There have been too many tragic deaths lately. Let’s talk about some “don’ts” when it comes to speaking or writing about death in Christian spirituality. It is a common practice among evangelicals to preach about dead people who don’t know Jesus OR even the ones who do. Some even write about it. I think this is a crime. It’s true disrespect to the dead. During seminary, I’ve been told also that funerals are the best place to evangelize because that’s when people are most vulnerable. I think this is all immoral. Let me give some examples.
I saw an article about this young man who worked in Thailand in a household of extensive Christian contact, but this young man wanted to think more about it. Eventually, the young man died in an accident without ever knowing Jesus. It’s supposed to elicit emotions from the reader. The only emotion it elicited was not that we need to quickly tell others about Jesus. Instead, I got angry. Is this guy serious? If Christians actually believe in a literal hell, the writer is using the case of someone going to hell to somehow moralize towards some other ends. Using the dead to accomplish one’s means is the greatest form of disrespect. To use death to illustrate in order to get a certain response from our audience is highly immoral.
Back to my seminary professor who taught me about funerals. I was absolutely uneasy when I heard it. Is he serious? Is he really thinking that using people vulnerable emotions in the time of loss to gain converts is the best and more tasteful way? In my estimation, that is the most tasteless thing I’ve ever heard (okay, maybe I exaggerate, but it certainly is one of the most tasteless things). By disrespecting the dead, he also disrespected the living. It is no better than someone trying to sell life insurance at a funeral.
As a Christian, I am not saying all the stuff that is said is totally untrue. Some of it is scarily true (at least from my perspective). Truth however does not occur in isolation. Truth has context. Truth told in inappropriate context still does not quite do the job. In fact, such truths hurt by turning people off the faith completely. Think about when Jesus talked about death and eternal life. Did he try to scare the hell out of people so that he could scare people out of hell? No!!! Jesus often talked of eternal punishment when he condemned unethical and rich people (e.g. Matthew 25; Luke 16). He spoke strongly to people who were at their strongest but not at their weakest. Try that on for size in your upper middle class church and see what happens. Report back, will you? I’m only half joking, if an ACTUAL imitation of Jesus can actually be told as a joke.
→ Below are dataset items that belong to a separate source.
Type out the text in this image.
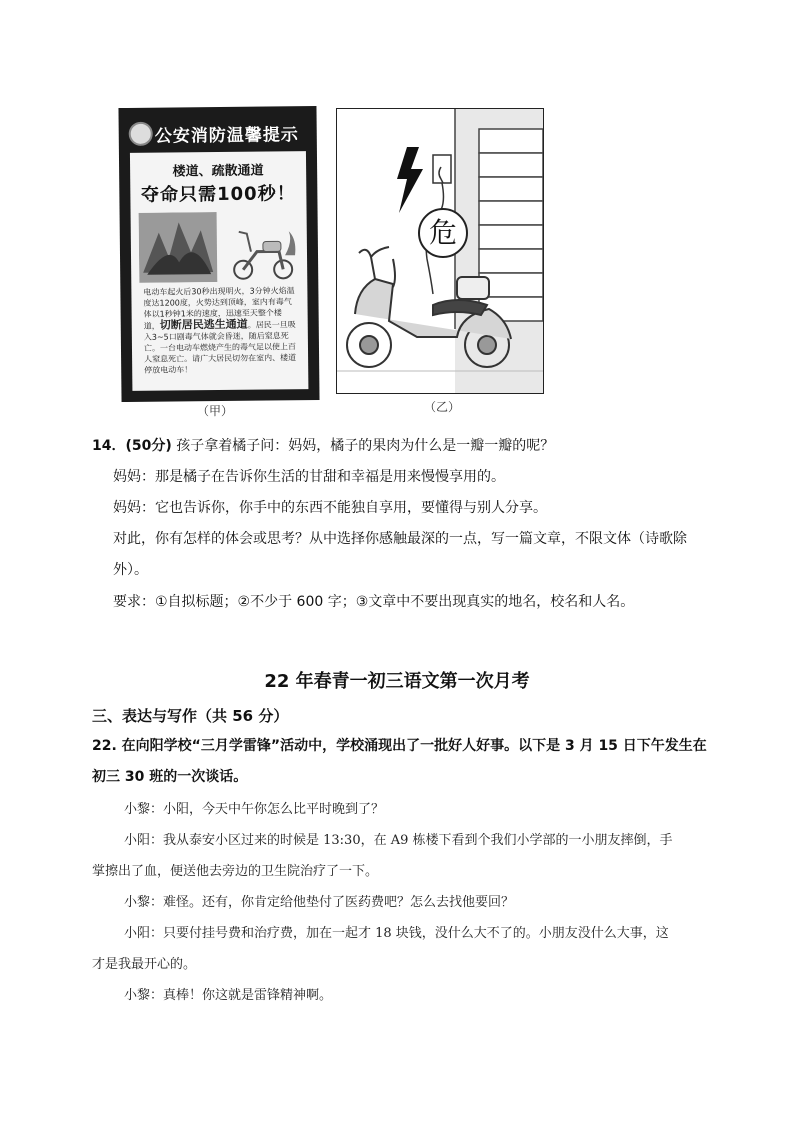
公安消防温馨提示
楼道、疏散通道
夺命只需100秒！
电动车起火后30秒出现明火，3分钟火焰温度达1200度，火势达到顶峰，室内有毒气体以1秒钟1米的速度，迅速至天整个楼道，切断居民逃生通道。居民一旦吸入3~5口剧毒气体就会昏迷，随后窒息死亡。一台电动车燃烧产生的毒气足以使上百人窒息死亡。请广大居民切勿在室内、楼道停放电动车！
（甲）
危
（乙）
14．(50分) 孩子拿着橘子问：妈妈，橘子的果肉为什么是一瓣一瓣的呢？
妈妈：那是橘子在告诉你生活的甘甜和幸福是用来慢慢享用的。
妈妈：它也告诉你，你手中的东西不能独自享用，要懂得与别人分享。
对此，你有怎样的体会或思考？从中选择你感触最深的一点，写一篇文章，不限文体（诗歌除
外）。
要求：①自拟标题；②不少于 600 字；③文章中不要出现真实的地名，校名和人名。
22 年春青一初三语文第一次月考
三、表达与写作（共 56 分）
22. 在向阳学校“三月学雷锋”活动中，学校涌现出了一批好人好事。以下是 3 月 15 日下午发生在
初三 30 班的一次谈话。
小黎：小阳，今天中午你怎么比平时晚到了？
小阳：我从泰安小区过来的时候是 13:30，在 A9 栋楼下看到个我们小学部的一小朋友摔倒，手
掌擦出了血，便送他去旁边的卫生院治疗了一下。
小黎：难怪。还有，你肯定给他垫付了医药费吧？怎么去找他要回？
小阳：只要付挂号费和治疗费，加在一起才 18 块钱，没什么大不了的。小朋友没什么大事，这
才是我最开心的。
小黎：真棒！你这就是雷锋精神啊。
So, preachers (and writers), please, I implore you, before you think you can “use” death for anything, stop before it’s too late. Death is a horrible event. Death made Jesus cry. I think the only appropriate response to death is to weep with those who weep. The commemoration of the dead is sacred whether the dead is Christian or not. Neither funeral nor moralizing sermon illustrations taken from dead is ever appropriate. Moralizing, philosophizing and theologizing about the dead are all immoral acts.